İlk iki alanda gerçekleştirilen bazı temaslar şöyle:
*Hollanda Kraliyet Jandarması Komutanı Korgeneral Annelore Roelofs ziyareti,
*Macaristan’ın Lahey Büyükelçisi Dániel Horogszegi Szilágyi-Landeck ile görüşme,
*Kimyasal Silahlar Sözleşmesi 30. Taraf Devletler Konferansı’na katılım,
*Rotterdam’daki EuroPort fuarı ziyareti,
*Aalsmeer 2025 Süs Bitkileri Fuarı’na katılım,
*Uluslararası Adalet Divanı’nda İsrail’in İşgal Altındaki Filistin Topraklarına ilişkin istişari
görüş duruşmasına katılım,
*Hollanda’daki TDT Büyükelçileri ilk çalışma toplantısına katılım,
*Süryani Ortodoks Kilisesi Hollanda Metropoliti ve Oldenzaal Süryani Ortodoks Kilisesi
Ruhani Önderi’nin Büyükelçiliği ziyaretleri…
Sayın Büyükelçimizin ilk 100 gününün bir diğer önemli boyutu ise Hollanda Türk toplumuyla kurduğu temaslar oldu. Son yıllarda bir gelenek hâlini alan “hoş geldiniz” ve “uğurlama” ziyaretleri bu dönemde de sürdü. Ancak bu defa dikkat çekici bir farklılık ortaya çıktı: Klasik ve bilinen STK’larımızın yanı sıra, yeni, farklı alanlarda örgütlenmiş genç dernek ve vakıf temsilcilerinin Büyükelçiliği ziyaret etmeleri toplumumuzdaki çeşitliliğin ve dinamizmin arttığını gösteren sevindirici bir tabloydu.

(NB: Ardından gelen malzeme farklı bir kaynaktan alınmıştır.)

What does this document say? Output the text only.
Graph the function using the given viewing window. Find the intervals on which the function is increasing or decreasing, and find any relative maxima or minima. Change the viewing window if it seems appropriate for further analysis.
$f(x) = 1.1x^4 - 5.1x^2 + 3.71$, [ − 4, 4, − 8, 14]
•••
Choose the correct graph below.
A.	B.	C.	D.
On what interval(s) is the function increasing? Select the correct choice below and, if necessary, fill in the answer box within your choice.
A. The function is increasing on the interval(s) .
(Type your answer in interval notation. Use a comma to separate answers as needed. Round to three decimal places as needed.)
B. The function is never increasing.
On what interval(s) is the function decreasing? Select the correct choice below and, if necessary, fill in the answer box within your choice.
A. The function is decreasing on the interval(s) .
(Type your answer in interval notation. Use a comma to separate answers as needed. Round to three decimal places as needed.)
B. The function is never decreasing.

Ayrıca Büyükelçi Yazgan’ın kendisinden önceki dönemlere kıyasla kültür–sanat insanlarıyla, çok yönlü müzisyenlerle, öğrencilerle, kadın girişimcilerle ve profesyonel gençlerle daha yoğun temas kurduğu da açıkça görülmektedir. Bu yaklaşım, hiç şüphesiz Büyükelçimizin temaslarda uyguladığı yeni politikanın bir göstergesidir. Toplumun farklı katmanları arasında köprü kurulması açısından da değerli bir yöntem olduğu kanaatindeyim.

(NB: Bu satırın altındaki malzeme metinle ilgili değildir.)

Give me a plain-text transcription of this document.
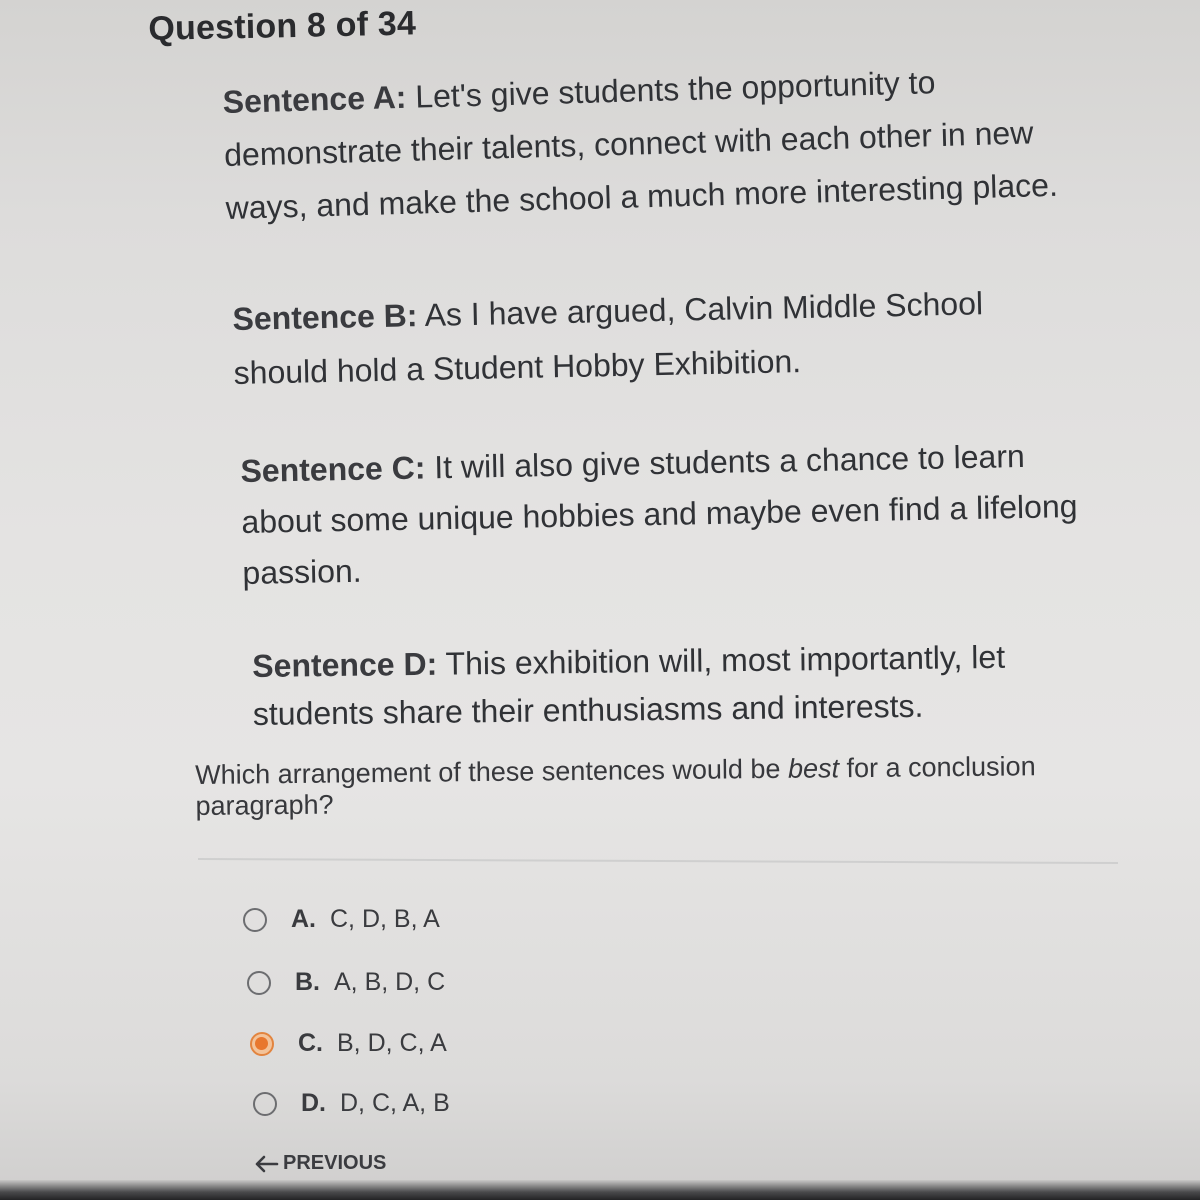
Question 8 of 34
Sentence A: Let's give students the opportunity to demonstrate their talents, connect with each other in new ways, and make the school a much more interesting place.
Sentence B: As I have argued, Calvin Middle School should hold a Student Hobby Exhibition.
Sentence C: It will also give students a chance to learn about some unique hobbies and maybe even find a lifelong passion.
Sentence D: This exhibition will, most importantly, let students share their enthusiasms and interests.
Which arrangement of these sentences would be best for a conclusion paragraph?
A. C, D, B, A
B. A, B, D, C
C. B, D, C, A
D. D, C, A, B
PREVIOUS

Değerli okuyucularım, yeni Büyükelçimizin 100. gününe dair hatırladıklarımı ana hatlarıyla aktardım. Büyükelçimizin ikinci 100. gününden beklentilerimize gelince; üniversite ve düşünce kuruluşlarıyla angajman, Hollanda medya kuruluşları ve gazetecilerle ilişkiler, ekonomi çevreleriyle sıkı temaslar, ülkemiz adına daha güzel sonuçlar doğuracaktır. Büyükelçimizin başlattığı çok yönlü diplomasi politikası genişleterek devam ettirilmelidir. Bu durum, Büyükelçiliğin insan kaynaklarının güçlendirilmesini de beraberinde getirir.
Hatırlanacağını gibi bu tür 100. gün değerlendirmeleri genelde yeni kurulan hükümetler için uygulanır. Ancak, geçmişte Lahey Büyükelçimiz için böyle bir değerlendirmeye imza atmış olmamız, konunun tekrar gündeme gelmesini sağladı.

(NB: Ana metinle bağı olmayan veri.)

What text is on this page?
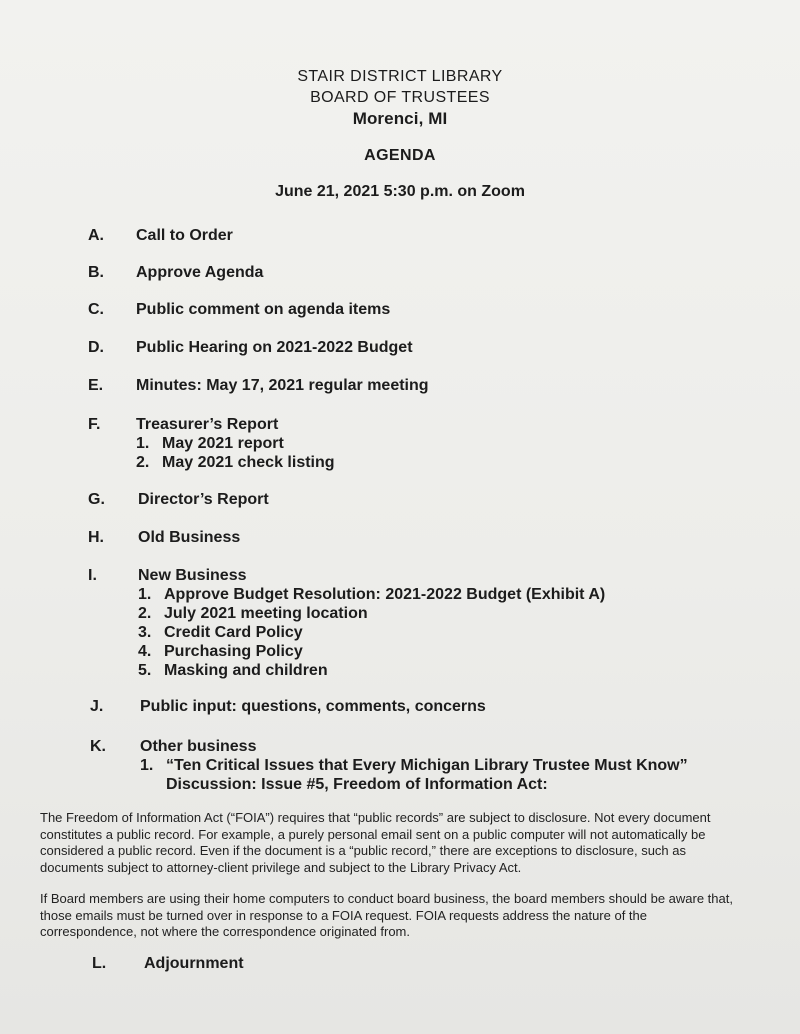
STAIR DISTRICT LIBRARY
BOARD OF TRUSTEES
Morenci, MI
AGENDA
June 21, 2021 5:30 p.m. on Zoom
A.	Call to Order
B.	Approve Agenda
C.	Public comment on agenda items
D.	Public Hearing on 2021-2022 Budget
E.	Minutes: May 17, 2021 regular meeting
F.	Treasurer’s Report
1. May 2021 report
2. May 2021 check listing
G.	Director’s Report
H.	Old Business
I.	New Business
1. Approve Budget Resolution: 2021-2022 Budget (Exhibit A)
2. July 2021 meeting location
3. Credit Card Policy
4. Purchasing Policy
5. Masking and children
J.	Public input: questions, comments, concerns
K.	Other business
1. “Ten Critical Issues that Every Michigan Library Trustee Must Know”
Discussion: Issue #5, Freedom of Information Act:
The Freedom of Information Act (“FOIA”) requires that “public records” are subject to disclosure. Not every document constitutes a public record. For example, a purely personal email sent on a public computer will not automatically be considered a public record. Even if the document is a “public record,” there are exceptions to disclosure, such as documents subject to attorney-client privilege and subject to the Library Privacy Act.
If Board members are using their home computers to conduct board business, the board members should be aware that, those emails must be turned over in response to a FOIA request. FOIA requests address the nature of the correspondence, not where the correspondence originated from.
L. Adjournment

Bunun yanı sıra, böyle bir değerlendirmeyi, elbette “Devled-i Ebed Mütted” geleneğini önceleyen bir kültürden geliyor olmam da tetiklemiştir. Ayrıca, 60 yıllık Hollanda Türk göçünün 45 yılına bizzat şahitlik etmiş olmamın da etkisi vardır.
İki ülke arasındaki diplomatik ilişkileri yakından takip eden bir kişi olarak bu gözlemi mi sizinle paylaşmayı bir görev addettim.